In the following example, the sleep
n
command simply causes a process to
“go to sleep” for
n seconds. We enter two commands,
sleep
and who
, on the same
line, as a background process.
%(sleep 60; who)&
[1] 543 %ps
PID TT STAT TIME COMMAND 310 std S 0:00.52 -tcsh (tcsh) 543 std S 0:00.00 -tcsh (tcsh) 544 std S 0:00.01 sleep 60 545 std R+ 0:00.00 ps 459 p2 S+ 0:00.25 -tcsh (tcsh) %kill 544
# Terminated taylor console Feb 6 08:02 taylor ttyp1 Feb 6 08:30 taylor ttyp2 Feb 6 08:32 [1] Done ( sleep 60; who )
We decided that 60 seconds was too long to wait for the output of
who
. The ps
listing showed that
sleep
had the process ID number 544, so we use
this PID to kill the sleep
process. You should see a message like
“terminated” or
“killed”; if you
don’t, use another ps
command to
be sure the process has been killed.
In our example, the who
program is now executed
immediately, as it is no longer waiting on sleep
;
it lists the users logged into the system.
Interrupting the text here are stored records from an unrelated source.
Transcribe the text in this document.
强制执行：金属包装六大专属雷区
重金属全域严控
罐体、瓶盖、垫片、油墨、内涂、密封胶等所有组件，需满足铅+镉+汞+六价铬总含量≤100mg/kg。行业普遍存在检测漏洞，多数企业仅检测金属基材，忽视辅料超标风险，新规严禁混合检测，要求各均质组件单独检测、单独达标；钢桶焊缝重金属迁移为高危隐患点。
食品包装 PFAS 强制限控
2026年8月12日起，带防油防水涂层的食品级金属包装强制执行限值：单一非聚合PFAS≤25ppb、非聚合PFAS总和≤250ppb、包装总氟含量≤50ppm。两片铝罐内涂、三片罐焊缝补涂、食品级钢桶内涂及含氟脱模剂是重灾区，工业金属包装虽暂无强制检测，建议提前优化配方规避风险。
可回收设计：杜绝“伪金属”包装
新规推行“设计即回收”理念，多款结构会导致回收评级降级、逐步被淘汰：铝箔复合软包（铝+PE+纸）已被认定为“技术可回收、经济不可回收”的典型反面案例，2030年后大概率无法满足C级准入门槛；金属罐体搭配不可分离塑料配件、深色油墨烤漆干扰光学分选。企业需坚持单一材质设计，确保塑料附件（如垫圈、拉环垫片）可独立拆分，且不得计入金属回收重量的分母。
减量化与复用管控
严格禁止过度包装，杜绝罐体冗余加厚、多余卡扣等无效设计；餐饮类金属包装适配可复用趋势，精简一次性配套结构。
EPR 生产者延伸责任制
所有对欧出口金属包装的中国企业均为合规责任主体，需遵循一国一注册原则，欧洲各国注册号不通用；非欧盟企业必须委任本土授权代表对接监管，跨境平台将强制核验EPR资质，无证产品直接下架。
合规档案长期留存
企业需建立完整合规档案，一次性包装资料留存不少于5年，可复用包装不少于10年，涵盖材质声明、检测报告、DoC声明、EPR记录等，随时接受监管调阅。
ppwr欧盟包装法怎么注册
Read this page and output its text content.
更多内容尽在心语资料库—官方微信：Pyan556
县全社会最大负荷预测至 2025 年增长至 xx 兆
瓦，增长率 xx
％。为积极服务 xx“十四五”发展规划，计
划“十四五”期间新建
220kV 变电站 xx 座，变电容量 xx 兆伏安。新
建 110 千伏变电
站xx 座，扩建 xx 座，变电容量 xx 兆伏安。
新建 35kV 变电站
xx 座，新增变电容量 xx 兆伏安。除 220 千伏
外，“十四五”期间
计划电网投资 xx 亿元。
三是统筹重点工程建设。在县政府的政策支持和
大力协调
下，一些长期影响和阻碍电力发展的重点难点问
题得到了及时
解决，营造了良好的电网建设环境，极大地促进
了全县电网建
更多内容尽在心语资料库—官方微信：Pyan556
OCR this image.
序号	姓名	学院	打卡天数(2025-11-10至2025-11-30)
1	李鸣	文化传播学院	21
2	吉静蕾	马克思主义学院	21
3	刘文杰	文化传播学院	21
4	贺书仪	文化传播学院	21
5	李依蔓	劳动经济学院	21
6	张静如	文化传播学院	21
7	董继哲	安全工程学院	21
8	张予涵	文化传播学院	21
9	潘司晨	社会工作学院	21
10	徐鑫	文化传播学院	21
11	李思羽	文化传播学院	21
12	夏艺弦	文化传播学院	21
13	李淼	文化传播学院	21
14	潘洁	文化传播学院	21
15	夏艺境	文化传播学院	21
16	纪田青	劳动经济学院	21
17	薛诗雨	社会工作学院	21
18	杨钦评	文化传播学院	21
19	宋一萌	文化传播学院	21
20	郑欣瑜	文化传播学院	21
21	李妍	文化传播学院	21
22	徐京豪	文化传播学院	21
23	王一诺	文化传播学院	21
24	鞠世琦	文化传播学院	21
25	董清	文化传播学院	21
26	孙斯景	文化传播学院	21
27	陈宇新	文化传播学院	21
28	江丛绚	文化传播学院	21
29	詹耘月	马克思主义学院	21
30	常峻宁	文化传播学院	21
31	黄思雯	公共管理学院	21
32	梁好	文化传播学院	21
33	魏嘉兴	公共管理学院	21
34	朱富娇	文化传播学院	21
Some processes can be hard to kill. If a normal kill of these
processes is not working, enter kill
-9
PID
. This is a sure
kill and can destroy almost anything, including the shell that is
interpreting it.
In addition, if you’ve run an interpreted program (such as a shell script), you may not be able to kill all dependent processes by killing the interpreter process that got it all started; you may need to kill them individually. However, killing a process that is feeding data into a pipe generally kills any processes receiving that data.